Salta la noticia de que la
empresa catalana FCS Select Products, principal proveedor de mascarillas del
Gobierno, ha tomado la de Villadiego tras cobrar 253 millones de euros sin
presentar sus cuentas desde 2020. Nadie podrá decir que esto no se podía saber,
porque bastaba con leer el BOE durante la pandemia para intuir que el
latrocinio que se venía iba a superar todo lo conocido hasta el momento.
Cuando, por ejemplo, en 2020 se publicó la adjudicación de un contrato para compra de hisopos, por importe de 4,3 millones de euros, a una empresa sin dirección, con dos empleados y especializada en moda, quedó claro que lo que se avecinaba no era una crisis sanitaria, sino un saqueo de manual. Nuestros políticos, con gran generosidad, debieron pensar que no bastaba con meternos el palito sólamente por la nariz.
Parece ser que hasta los chinos alucinaban
viendo las comisiones y sobrecostes que aplicaban los contratistas locales a
suministros tan sofisticados como una mascarilla o un bastoncillo con un algodón.
¿Quién nos iba a decir a los españoles que ahora nos tocaba a nosotros entregar
el oro a cambio de baratijas? Aunque ojo, que no era solo cosa nuestra, porque
la contratación de vacunas por parte de la emperatriz Von der Leyen daría para
un capítulo del Buscón. La pandemia supuso un salto cualitativo en
los métodos de enriquecimiento ilícito. ¿Qué 3% ni qué 3%? Se añade un cero y
todo queda mucho más redondo... y divisible.
El problema de la corrupción en
la contratación pública es que se parece mucho al crimen perfecto. Quienes la
niegan suelen alegar que no hay pruebas, como si las corruptelas se
documentaran con contratos, facturas, recibís y pólizas notariales. Y eso de
pedir factura por el pago de comisiones para desgravarlas, solo lo ha hecho un
club de fútbol al vicepresidente de los árbitros. Spoiler, no salió bien del
todo.
Los corruptos que siguen el
procedimiento reglamentario lo hacen con más pudor. Se licita un contrato por
un importe hinchado, se establecen criterios de adjudicación a medida del
contratista “adecuado”, se adjudica, se ejecuta, se paga, y el contratista
abona la comisión al político o funcionario trincón mediante una transferencia
a una empresa interpuesta. Si, además, la empresa está radicada en el
extranjero —pongamos, la República Dominicana—, miel sobre hojuelas.

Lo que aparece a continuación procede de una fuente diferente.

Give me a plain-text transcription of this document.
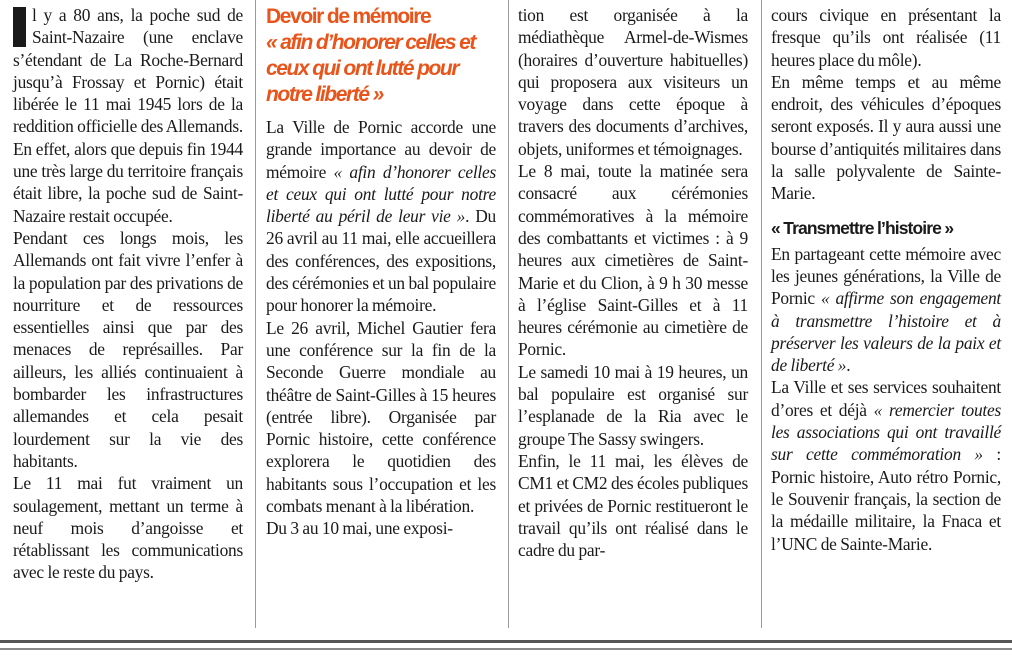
l y a 80 ans, la poche sud de Saint-Nazaire (une enclave s’étendant de La Roche-Bernard jusqu’à Frossay et Pornic) était libérée le 11 mai 1945 lors de la reddition officielle des Allemands. En effet, alors que depuis fin 1944 une très large du territoire français était libre, la poche sud de Saint-Nazaire restait occupée.

Pendant ces longs mois, les Allemands ont fait vivre l’enfer à la population par des privations de nourriture et de ressources essentielles ainsi que par des menaces de représailles. Par ailleurs, les alliés continuaient à bombarder les infrastructures allemandes et cela pesait lourdement sur la vie des habitants.

Le 11 mai fut vraiment un soulagement, mettant un terme à neuf mois d’angoisse et rétablissant les communications avec le reste du pays.

Devoir de mémoire
« afin d’honorer celles et ceux qui ont lutté pour notre liberté »

La Ville de Pornic accorde une grande importance au devoir de mémoire « afin d’honorer celles et ceux qui ont lutté pour notre liberté au péril de leur vie ». Du 26 avril au 11 mai, elle accueillera des conférences, des expositions, des cérémonies et un bal populaire pour honorer la mémoire.

Le 26 avril, Michel Gautier fera une conférence sur la fin de la Seconde Guerre mondiale au théâtre de Saint-Gilles à 15 heures (entrée libre). Organisée par Pornic histoire, cette conférence explorera le quotidien des habitants sous l’occupation et les combats menant à la libération.

Du 3 au 10 mai, une exposi-

tion est organisée à la médiathèque Armel-de-Wismes (horaires d’ouverture habituelles) qui proposera aux visiteurs un voyage dans cette époque à travers des documents d’archives, objets, uniformes et témoignages.

Le 8 mai, toute la matinée sera consacré aux cérémonies commémoratives à la mémoire des combattants et victimes : à 9 heures aux cimetières de Saint-Marie et du Clion, à 9 h 30 messe à l’église Saint-Gilles et à 11 heures cérémonie au cimetière de Pornic.

Le samedi 10 mai à 19 heures, un bal populaire est organisé sur l’esplanade de la Ria avec le groupe The Sassy swingers.

Enfin, le 11 mai, les élèves de CM1 et CM2 des écoles publiques et privées de Pornic restitueront le travail qu’ils ont réalisé dans le cadre du par-

cours civique en présentant la fresque qu’ils ont réalisée (11 heures place du môle).

En même temps et au même endroit, des véhicules d’époques seront exposés. Il y aura aussi une bourse d’antiquités militaires dans la salle polyvalente de Sainte-Marie.

« Transmettre l’histoire »

En partageant cette mémoire avec les jeunes générations, la Ville de Pornic « affirme son engagement à transmettre l’histoire et à préserver les valeurs de la paix et de liberté ».

La Ville et ses services souhaitent d’ores et déjà « remercier toutes les associations qui ont travaillé sur cette commémoration » : Pornic histoire, Auto rétro Pornic, le Souvenir français, la section de la médaille militaire, la Fnaca et l’UNC de Sainte-Marie.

¿Y no se pueden detectar estos
delitos?, dirán algunos. Pues sí. Y es bien fácil, porque basta con aplicar la
coplilla chulapa: “¿De dónde saca pa tanto como destaca?”. No nos engañemos:
cualquier político, o sus familiares y allegados sin oficio conocido, que llevan un tren de vida muy por encima del que permiten
sus ingresos oficiales deberían estar en el punto de mira. Nos referimos a expresidentes que compran caballos con billetes de 500 euros, ministros que se
hacen con pisos en el centro de Madrid sin hipoteca, o los áticos puestos a
nombre de sociedades administradas por el abogado del novio.
Un conocido gay decía: “Todos los
que lo parecemos, lo somos… y muchos que no lo parecen, también”. Podemos
aplicar su frase a la política sin temor a equivocarnos: todos los políticos
que parecen corruptos lo son… y muchos que no lo parecen, también.
La prueba de lo dicho es que, si
de verdad se pretendiera perseguir estos delitos, existen mecanismos de sobra.
Siguiendo el rastro del blanqueo saltarían sorpresas que, paradójicamente, no
sorprenderían a nadie. El problema es la falta de voluntad. Porque, a estas
alturas, lo único vigente es la frase bíblica: “El que esté libre de pecado,
que tire la primera piedra”. Y no parece que gobiernos —estatales, autonómicos
o locales— ni oposición estén muy por la labor de acercarse a la cantera.